The next phase of this application will focus on integrating it with the forthcoming AWS Lambda–based intake API and queuing module, completing its role as the front-door component of the larger processing pipeline. This integration will allow captured scan data to be handed off asynchronously to downstream services for enrichment and processing.

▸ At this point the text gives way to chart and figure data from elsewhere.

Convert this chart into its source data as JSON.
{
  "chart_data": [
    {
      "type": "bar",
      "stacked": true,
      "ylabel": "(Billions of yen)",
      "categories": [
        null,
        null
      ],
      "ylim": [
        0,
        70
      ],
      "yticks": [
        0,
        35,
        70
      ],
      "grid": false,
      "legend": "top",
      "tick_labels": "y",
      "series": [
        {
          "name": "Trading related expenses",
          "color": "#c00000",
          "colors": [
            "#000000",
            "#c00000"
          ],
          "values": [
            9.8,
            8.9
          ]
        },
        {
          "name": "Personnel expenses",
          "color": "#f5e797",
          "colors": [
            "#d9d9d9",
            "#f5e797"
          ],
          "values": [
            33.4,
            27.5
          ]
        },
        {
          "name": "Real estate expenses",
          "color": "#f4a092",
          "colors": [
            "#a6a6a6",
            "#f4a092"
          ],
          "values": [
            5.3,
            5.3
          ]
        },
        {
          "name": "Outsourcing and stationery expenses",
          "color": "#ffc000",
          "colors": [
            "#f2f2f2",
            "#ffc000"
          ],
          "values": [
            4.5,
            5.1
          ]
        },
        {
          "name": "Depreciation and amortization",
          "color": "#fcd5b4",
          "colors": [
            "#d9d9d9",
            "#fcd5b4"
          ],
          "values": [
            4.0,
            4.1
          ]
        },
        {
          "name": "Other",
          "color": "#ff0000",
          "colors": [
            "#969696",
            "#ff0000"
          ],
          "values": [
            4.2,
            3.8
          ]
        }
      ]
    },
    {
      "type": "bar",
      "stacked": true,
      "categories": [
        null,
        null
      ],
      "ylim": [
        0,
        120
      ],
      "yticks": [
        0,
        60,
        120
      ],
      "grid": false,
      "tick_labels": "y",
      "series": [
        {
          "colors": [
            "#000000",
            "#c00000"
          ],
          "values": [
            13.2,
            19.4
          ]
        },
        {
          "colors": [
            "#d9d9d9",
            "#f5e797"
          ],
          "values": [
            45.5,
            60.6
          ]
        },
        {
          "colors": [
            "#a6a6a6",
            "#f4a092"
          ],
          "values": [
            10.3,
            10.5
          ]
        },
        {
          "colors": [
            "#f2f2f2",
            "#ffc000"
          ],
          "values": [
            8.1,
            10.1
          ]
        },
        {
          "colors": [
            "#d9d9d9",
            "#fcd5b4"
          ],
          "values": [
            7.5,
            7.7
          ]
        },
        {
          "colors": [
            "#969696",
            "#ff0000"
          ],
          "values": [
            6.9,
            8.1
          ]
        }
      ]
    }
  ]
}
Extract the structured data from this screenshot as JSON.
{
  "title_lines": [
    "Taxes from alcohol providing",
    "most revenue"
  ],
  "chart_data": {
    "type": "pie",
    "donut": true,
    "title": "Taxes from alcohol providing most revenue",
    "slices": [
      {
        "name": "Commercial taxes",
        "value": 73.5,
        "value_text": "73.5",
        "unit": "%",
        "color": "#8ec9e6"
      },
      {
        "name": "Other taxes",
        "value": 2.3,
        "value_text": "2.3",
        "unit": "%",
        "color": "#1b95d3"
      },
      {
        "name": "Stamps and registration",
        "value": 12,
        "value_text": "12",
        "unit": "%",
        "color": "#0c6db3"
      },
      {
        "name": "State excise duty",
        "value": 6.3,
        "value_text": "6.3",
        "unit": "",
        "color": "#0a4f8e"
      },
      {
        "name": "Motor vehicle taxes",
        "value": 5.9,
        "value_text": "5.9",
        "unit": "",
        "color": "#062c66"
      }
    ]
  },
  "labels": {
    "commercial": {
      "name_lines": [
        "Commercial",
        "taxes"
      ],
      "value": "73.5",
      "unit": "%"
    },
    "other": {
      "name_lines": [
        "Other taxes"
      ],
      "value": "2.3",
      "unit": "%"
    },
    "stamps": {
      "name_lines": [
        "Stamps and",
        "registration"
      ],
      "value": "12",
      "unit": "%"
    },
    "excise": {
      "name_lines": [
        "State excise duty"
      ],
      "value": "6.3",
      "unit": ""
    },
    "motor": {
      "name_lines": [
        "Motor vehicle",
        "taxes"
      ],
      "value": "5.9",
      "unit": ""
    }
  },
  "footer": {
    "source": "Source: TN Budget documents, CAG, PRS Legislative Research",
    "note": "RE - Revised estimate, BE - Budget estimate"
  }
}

In parallel, the application will be deployed to the designated "CDX" Web server, transitioning from my development environment to a more production-like operational setup. The deployment will be secured using a SSL/TLS certificate issued by the internal Certificate Authority for the lab's Active Directory domain (edbradleyweb.local), maintaining encrypted access while maintaining trust within the internal network.

Wrap Up

CDX Web Scan represents the successful establishment of the front-door intake layer for the broader CDX processing pipeline. While the concrete use case centers on scanning CDs, the application is deliberately structured to model a generic, enterprise-grade intake system, one that prioritizes durability, traceability, and operational resilience over domain-specific features.

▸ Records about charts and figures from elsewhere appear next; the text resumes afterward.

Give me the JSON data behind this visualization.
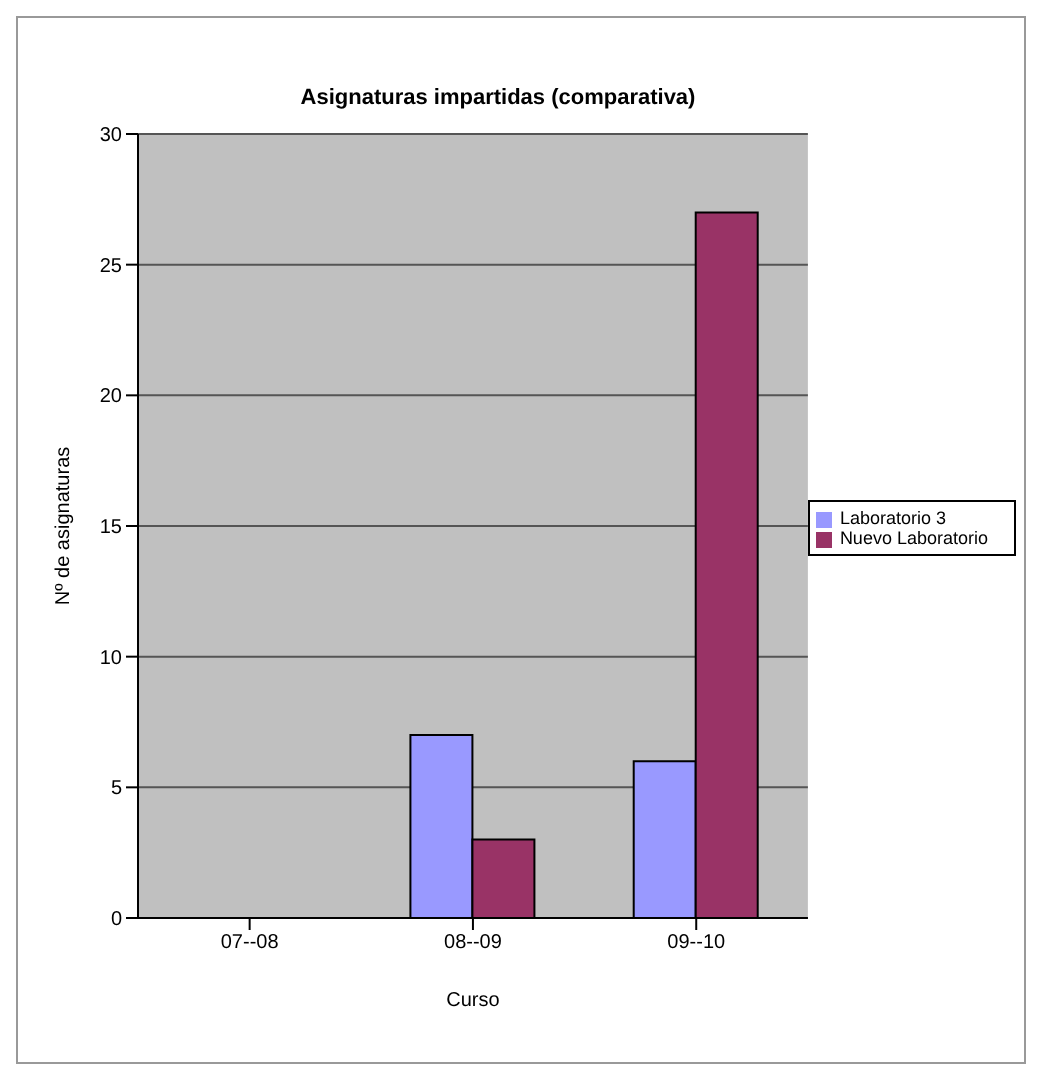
{
  "chart_data": {
    "type": "bar",
    "title": "Asignaturas impartidas (comparativa)",
    "xlabel": "Curso",
    "ylabel": "Nº de asignaturas",
    "categories": [
      "07--08",
      "08--09",
      "09--10"
    ],
    "series": [
      {
        "name": "Laboratorio 3",
        "color": "#9999ff",
        "values": [
          0,
          7,
          6
        ]
      },
      {
        "name": "Nuevo Laboratorio",
        "color": "#993366",
        "values": [
          0,
          3,
          27
        ]
      }
    ],
    "ylim": [
      0,
      30
    ],
    "yticks": [
      0,
      5,
      10,
      15,
      20,
      25,
      30
    ],
    "grid": "y",
    "legend": "right"
  }
}
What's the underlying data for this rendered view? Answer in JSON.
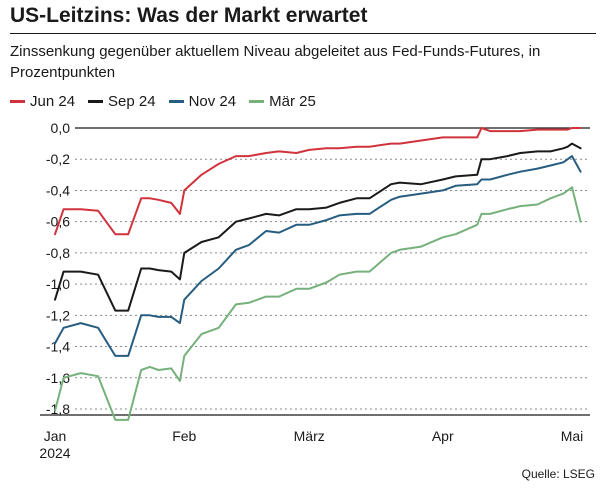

At this stage, the core intake mechanics are firmly in place: a mobile-friendly operator experience, session-backed batching, validation and duplicate prevention, and durable local persistence of scan and API dispatch history. Each scan is treated as a first-class unit of work that can be audited, replayed, and handed off reliably to downstream services, mirroring the expectations of real-world inventory, asset, and document ingestion systems.

From an engineering perspective, the project demonstrates a pragmatic, production-oriented approach: a modular Flask application organized around feature ownership, HTMX-driven interactivity without frontend bloat, and a Dockerized deployment that cleanly separates application logic from traffic handling via NGINX. The local SQLite database provides an intentionally simple but effective foundation for operational truth during early pipeline development.

With the intake UI and deployment model validated, the next phase will focus on wiring CDX Web Scan into the AWS-based intake API and queuing layer, completing its role as the entry point to an asynchronous, enrichment-driven pipeline. As that integration comes online and the application moves onto dedicated infrastructure secured by internal PKI, this module will transition from a standalone intake tool into a fully integrated component of a larger, event-driven system!